Lumosity review

Lumosity trains your brain, in particular your memory and attention, through fun mini-games, which you can play daily. It's a truly ingenious application with a wonderful interface and a great user experience.

Pros

Brainy but fun: With its colorful cognitive puzzles that involve quickly responding to visual stimuli while exercising your memory and doing sums, Lumosity makes neuroscience tests look cool. It gracefully integrates advanced concepts such as neuroplasticity into entertaining mini-games that train specific parts of your brain with the aim of improving your memory, attention, problem-solving skills, or response speed, making brain training enjoyable and even addictive.

Progress tracking and stats comparison keeps you motivated: For each game you play, you score points based on your performance; you can then compare your results over time and discover your cognitive strengths and weaknesses.

Concentrated experience: Lumosity takes up only around 15 minutes of your time each day. Although you can choose to replay the three daily games you're given, this app doesn't force you to spend time with it to make progress; it's all about focus.

Cons

Crash bug: During our tests, the app crashed repeatedly right after we completed a mini-game, so our results were not recorded. Restarting the app and replaying the game were necessary to move on to the next cognitive challenge.

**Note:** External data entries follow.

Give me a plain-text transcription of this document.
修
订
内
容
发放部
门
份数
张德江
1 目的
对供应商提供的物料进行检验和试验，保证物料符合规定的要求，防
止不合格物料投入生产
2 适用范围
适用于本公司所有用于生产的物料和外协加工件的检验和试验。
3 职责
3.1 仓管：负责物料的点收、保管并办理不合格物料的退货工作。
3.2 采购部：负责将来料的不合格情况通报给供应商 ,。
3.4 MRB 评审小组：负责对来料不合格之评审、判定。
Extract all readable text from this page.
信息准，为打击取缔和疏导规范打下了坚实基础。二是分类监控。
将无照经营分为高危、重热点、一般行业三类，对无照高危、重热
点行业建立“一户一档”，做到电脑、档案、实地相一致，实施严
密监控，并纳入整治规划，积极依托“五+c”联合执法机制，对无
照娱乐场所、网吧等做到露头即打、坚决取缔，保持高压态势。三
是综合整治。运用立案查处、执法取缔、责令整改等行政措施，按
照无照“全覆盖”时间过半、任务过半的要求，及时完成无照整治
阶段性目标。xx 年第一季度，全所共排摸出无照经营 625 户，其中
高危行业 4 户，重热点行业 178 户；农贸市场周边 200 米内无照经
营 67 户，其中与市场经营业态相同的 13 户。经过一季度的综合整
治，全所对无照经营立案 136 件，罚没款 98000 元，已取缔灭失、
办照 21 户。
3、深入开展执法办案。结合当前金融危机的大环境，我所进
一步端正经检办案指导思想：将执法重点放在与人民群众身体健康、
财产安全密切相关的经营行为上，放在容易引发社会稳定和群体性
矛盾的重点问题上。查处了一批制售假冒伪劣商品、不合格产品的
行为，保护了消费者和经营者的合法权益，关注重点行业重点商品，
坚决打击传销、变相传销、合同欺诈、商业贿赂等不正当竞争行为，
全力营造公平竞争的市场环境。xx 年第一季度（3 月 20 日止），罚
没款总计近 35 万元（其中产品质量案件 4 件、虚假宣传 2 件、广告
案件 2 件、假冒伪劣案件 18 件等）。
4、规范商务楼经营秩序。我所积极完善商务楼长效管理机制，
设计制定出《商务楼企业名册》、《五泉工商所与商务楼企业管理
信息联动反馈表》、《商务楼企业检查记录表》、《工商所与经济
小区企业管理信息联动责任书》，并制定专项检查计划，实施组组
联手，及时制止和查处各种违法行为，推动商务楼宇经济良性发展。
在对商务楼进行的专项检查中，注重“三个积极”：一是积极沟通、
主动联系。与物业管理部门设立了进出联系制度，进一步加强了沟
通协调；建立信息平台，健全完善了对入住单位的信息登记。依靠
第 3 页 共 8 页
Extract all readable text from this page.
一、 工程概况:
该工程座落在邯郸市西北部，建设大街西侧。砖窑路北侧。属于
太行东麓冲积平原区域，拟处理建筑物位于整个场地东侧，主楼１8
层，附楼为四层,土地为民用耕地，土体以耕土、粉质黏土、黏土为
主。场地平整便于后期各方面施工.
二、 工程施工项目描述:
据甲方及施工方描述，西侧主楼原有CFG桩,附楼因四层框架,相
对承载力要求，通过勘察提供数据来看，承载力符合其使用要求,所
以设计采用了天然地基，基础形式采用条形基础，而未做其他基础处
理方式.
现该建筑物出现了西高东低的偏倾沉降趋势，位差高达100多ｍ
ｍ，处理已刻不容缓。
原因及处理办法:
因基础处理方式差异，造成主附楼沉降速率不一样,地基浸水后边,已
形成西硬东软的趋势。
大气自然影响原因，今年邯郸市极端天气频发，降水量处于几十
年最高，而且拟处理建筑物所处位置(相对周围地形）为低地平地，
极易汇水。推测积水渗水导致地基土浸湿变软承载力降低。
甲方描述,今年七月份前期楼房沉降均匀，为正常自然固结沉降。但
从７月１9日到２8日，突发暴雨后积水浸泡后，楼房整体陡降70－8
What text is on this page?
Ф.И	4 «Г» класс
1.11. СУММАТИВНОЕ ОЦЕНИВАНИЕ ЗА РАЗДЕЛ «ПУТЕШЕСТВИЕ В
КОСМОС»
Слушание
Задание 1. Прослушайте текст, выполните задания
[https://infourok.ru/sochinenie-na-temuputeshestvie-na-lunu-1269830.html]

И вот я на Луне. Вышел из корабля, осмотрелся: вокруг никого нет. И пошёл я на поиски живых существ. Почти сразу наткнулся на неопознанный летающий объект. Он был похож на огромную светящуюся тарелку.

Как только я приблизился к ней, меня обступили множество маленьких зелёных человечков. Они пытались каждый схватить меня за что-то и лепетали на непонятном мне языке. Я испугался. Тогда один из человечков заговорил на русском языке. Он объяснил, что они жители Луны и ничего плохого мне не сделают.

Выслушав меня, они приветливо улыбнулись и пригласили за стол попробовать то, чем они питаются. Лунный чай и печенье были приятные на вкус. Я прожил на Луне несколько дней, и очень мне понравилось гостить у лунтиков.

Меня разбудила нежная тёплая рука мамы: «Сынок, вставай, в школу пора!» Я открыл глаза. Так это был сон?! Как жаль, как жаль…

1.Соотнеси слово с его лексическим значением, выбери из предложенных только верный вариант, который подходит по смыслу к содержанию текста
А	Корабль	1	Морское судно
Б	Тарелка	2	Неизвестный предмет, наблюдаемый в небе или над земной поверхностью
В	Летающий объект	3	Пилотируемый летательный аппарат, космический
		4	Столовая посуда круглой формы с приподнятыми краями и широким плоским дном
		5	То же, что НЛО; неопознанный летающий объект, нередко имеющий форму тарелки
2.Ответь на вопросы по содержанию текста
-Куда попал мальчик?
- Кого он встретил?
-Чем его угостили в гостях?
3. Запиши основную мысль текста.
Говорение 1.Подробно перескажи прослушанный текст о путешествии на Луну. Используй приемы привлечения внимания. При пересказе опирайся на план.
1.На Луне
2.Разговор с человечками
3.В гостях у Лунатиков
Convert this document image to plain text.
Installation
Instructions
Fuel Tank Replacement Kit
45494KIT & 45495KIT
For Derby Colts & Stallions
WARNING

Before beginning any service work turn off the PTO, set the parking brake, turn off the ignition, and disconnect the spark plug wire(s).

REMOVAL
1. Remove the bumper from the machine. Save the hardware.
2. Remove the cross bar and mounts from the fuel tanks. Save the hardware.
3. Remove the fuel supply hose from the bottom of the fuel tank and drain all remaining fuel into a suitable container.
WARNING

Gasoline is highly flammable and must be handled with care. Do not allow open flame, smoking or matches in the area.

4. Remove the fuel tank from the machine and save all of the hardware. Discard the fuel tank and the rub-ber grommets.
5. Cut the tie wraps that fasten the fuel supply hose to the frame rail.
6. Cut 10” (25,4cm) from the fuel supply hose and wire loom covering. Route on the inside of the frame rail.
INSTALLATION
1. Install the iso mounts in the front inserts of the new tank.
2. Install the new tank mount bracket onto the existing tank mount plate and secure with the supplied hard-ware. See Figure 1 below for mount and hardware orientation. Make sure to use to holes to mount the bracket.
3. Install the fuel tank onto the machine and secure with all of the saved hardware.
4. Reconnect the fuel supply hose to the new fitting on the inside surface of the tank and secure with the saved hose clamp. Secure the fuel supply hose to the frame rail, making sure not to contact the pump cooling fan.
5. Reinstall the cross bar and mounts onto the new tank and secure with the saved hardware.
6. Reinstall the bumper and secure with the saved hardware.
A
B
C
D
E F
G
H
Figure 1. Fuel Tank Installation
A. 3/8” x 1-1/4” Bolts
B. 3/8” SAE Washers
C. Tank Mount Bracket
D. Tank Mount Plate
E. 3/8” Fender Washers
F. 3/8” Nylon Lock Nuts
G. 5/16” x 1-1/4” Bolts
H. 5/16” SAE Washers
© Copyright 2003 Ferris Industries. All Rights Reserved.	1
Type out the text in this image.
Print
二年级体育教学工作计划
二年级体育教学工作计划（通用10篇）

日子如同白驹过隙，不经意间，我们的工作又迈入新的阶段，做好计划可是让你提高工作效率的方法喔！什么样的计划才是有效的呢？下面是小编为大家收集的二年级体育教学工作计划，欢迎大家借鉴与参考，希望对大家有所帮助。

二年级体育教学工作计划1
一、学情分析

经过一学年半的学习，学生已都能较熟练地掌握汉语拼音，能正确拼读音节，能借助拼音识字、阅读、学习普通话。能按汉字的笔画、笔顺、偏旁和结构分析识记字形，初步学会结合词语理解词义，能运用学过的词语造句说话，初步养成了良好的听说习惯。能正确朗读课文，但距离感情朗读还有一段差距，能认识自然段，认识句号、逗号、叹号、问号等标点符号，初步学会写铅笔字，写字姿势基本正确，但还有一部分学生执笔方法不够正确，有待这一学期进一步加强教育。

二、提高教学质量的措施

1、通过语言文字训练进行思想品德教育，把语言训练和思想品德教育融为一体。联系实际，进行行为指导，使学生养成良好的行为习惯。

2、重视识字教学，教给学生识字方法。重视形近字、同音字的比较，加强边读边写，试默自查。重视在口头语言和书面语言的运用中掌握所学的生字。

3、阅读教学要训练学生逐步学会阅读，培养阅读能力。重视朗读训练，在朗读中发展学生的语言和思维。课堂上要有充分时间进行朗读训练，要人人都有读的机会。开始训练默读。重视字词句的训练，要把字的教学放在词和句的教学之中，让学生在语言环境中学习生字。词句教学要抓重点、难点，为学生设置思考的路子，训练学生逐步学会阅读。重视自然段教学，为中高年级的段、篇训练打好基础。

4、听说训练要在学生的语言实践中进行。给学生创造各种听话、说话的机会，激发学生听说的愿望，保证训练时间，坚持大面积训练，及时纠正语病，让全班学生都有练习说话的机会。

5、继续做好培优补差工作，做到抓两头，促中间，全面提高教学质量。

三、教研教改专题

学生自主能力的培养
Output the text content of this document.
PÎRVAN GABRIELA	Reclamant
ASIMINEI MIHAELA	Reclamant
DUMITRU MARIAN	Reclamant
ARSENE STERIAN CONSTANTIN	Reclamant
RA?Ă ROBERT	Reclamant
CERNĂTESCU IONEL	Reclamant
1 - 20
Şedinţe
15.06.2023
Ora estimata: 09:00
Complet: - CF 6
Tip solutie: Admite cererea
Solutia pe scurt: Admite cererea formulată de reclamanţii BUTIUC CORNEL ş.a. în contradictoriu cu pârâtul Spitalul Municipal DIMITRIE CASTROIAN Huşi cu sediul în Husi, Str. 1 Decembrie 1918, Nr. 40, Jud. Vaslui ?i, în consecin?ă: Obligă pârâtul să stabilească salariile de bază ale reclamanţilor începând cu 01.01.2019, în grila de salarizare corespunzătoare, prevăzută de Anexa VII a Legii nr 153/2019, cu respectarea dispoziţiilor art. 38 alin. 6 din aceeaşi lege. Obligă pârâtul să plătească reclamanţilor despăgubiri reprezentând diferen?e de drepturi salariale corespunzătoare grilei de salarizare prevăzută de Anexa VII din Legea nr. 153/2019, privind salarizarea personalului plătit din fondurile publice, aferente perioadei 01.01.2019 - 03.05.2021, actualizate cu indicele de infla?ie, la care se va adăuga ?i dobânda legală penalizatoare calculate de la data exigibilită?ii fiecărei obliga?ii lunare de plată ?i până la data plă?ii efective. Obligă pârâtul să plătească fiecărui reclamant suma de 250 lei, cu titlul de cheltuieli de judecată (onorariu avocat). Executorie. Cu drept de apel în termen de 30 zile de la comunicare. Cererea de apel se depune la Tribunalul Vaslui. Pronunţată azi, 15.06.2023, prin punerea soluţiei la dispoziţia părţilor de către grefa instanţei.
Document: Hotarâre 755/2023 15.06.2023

Free version comes with limitations: To enjoy premium daily workouts with 15 games on your mobile device that adapt to your skill level, you have to upgrade to Lumosity Premium for $15/month or $80/year.

Bottom Line

In terms of its concept and execution, Lumosity outshines most other brain training programs, contending with Elevate for the title of best cognitive training app for Android. It's a remarkably well-made, bright little app that keeps your mind sharp without becoming a time sink. That said, whether or not it can really make you a better thinker is of course questionable. Yes, the research suggests so, but can we really measure the difference?